People believe in conspiracies because they can see and perceive plausible inconsistencies in stories which do not add up.
If a person derides someone who questions narratives and authority, by mocking them, calling them derogatory names "nutter", "conspiracy theorist" etc - and does not actually answer any of the points brought up by the person doing the questioning - then the person who is advocating non-questioning group think/gang up behavior is an authoritarian thug.
The thugs are very common in government agencies. They know their power largely rests on people being uninformed, dis-informed, perpetually confused about reality. They especially don't want people to have any REAL belief in a Creator. Nominal belief is fine, but when you start questioning the foundations on which their power lies, then it can't be allowed.
I can't help thinking there are multiple reasons for belief in conspiracy theories.
Sometimes people just struggle to accept that, to paraphrase the slightly cruder version more normally used, "stuff happens". It's said that time exists so all the bad stuff doesn't happen all at once and space exists so all the bad stuff doesn't happen to you. When bad things happen to good people it's arguably more comforting to argue in favor of some big bad sinister organisation orchestrating it all, than it is to accept the implications summed up in Abba's song where they sing "The gods may roll their dice, their hearts as cold as ice, and someone way down here loses someone dear". Why does the healthy-living fitness fanatic end up diagnosed with aggressive cancer aged 33 while the guy who drinks and smokes heavily dies peacefully in his sleep aged 86? Maybe it is easier to believe in a global conspiracy than it is to consider the possibility that is arguably little more than the gods playing dice with our lives.

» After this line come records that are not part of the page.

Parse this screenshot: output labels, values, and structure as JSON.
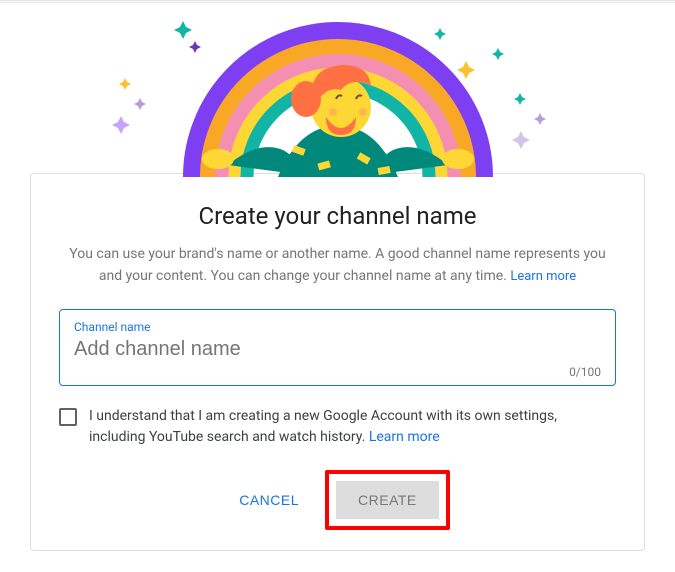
{
  "title": "Create your channel name",
  "subtitle_part1": "You can use your brand's name or another name. A good channel name represents you and your content. You can change your channel name at any time. ",
  "subtitle_learn_more": "Learn more",
  "input": {
    "label": "Channel name",
    "placeholder": "Add channel name",
    "counter": "0/100"
  },
  "consent": {
    "text_part1": "I understand that I am creating a new Google Account with its own settings, including YouTube search and watch history. ",
    "learn_more": "Learn more"
  },
  "actions": {
    "cancel": "CANCEL",
    "create": "CREATE"
  }
}
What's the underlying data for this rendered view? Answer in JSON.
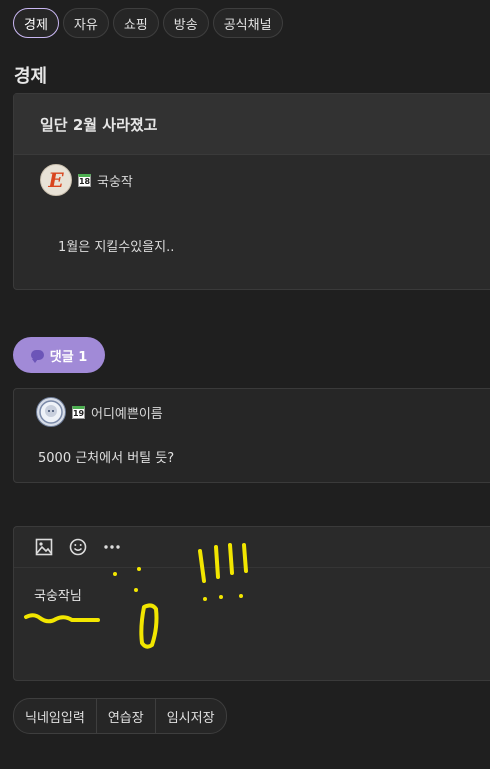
{
  "tabs": [
    {
      "label": "경제",
      "active": true
    },
    {
      "label": "자유",
      "active": false
    },
    {
      "label": "쇼핑",
      "active": false
    },
    {
      "label": "방송",
      "active": false
    },
    {
      "label": "공식채널",
      "active": false
    }
  ],
  "section_title": "경제",
  "post": {
    "title": "일단 2월 사라졌고",
    "author": {
      "level": "18",
      "nickname": "국숭작",
      "avatar_icon": "orange-e-logo-avatar"
    },
    "body": "1월은 지킬수있을지.."
  },
  "comment_button": {
    "label": "댓글 1",
    "icon": "speech-bubble-icon"
  },
  "comments": [
    {
      "level": "19",
      "nickname": "어디예쁜이름",
      "text": "5000 근처에서 버틸 듯?",
      "avatar_icon": "anime-girl-avatar"
    }
  ],
  "editor": {
    "tools": [
      "image-icon",
      "emoji-icon",
      "more-icon"
    ],
    "draft_text": "국숭작님"
  },
  "bottom_buttons": [
    "닉네임입력",
    "연습장",
    "임시저장"
  ],
  "colors": {
    "accent": "#a18ad7",
    "scribble": "#f2e600",
    "background": "#1f1f1f"
  }
}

On the other hand sometimes official explanations leave gaps in them and obvious opportunities to fill in the gaps are outright rejected. Back in the days of Tony Blair's premiership in the UK there was a big stink about the MMR vaccine's safety. Much of the criticism of the researcher focused more on his methods of finding subjects than on the actual research, which seemed to miss the point. And, given the then Prime Minister had a young son who was of an age to receive the MMR vaccine it would have trashed all the objections in a heartbeat if he had simply provided proof that he had given his own son the vaccine. Instead he fudged and obfuscated, waxing lyrical about his son's right to privacy, thereby refusing to take the obvious path that would have shot down objections to people vaccinating their own children. Regardless of personal opinions of Mr Blair, had he shown that he trusted the vaccine enough to give it to his own child he would clearly have been putting his money where his mouth was. Instead he insisted it was good enough for the people (i.e. for our children) but steadfastly refused to disclose whether it was good enough for his child. Compare and contrast to the time that BSE was a concern and the then minister John Gummer was broadcast on TV feeding a hamburger to his daughter. Again, whatever one's opinion of Mr Gummer he demonstrated about as well as it was possible to demonstrate that he truly believed beef was safe to eat rather than just using lots of words backed by nothing.
Flipping around again I've come across a few conspiracy theories that replace flawed official stories with equally flawed alternative stories. Many of the 9-11 conspiracy theories require George W Bush to be a devious criminal mastermind while also presenting him as some kind of dozy half-wit who struggles to tie his own shoelaces. Other times they merely present "the mainstream media won't tell you this" as proof that their version of events is true, when it's equally possible the mainstream media isn't broadcasting it because it simply isn't true.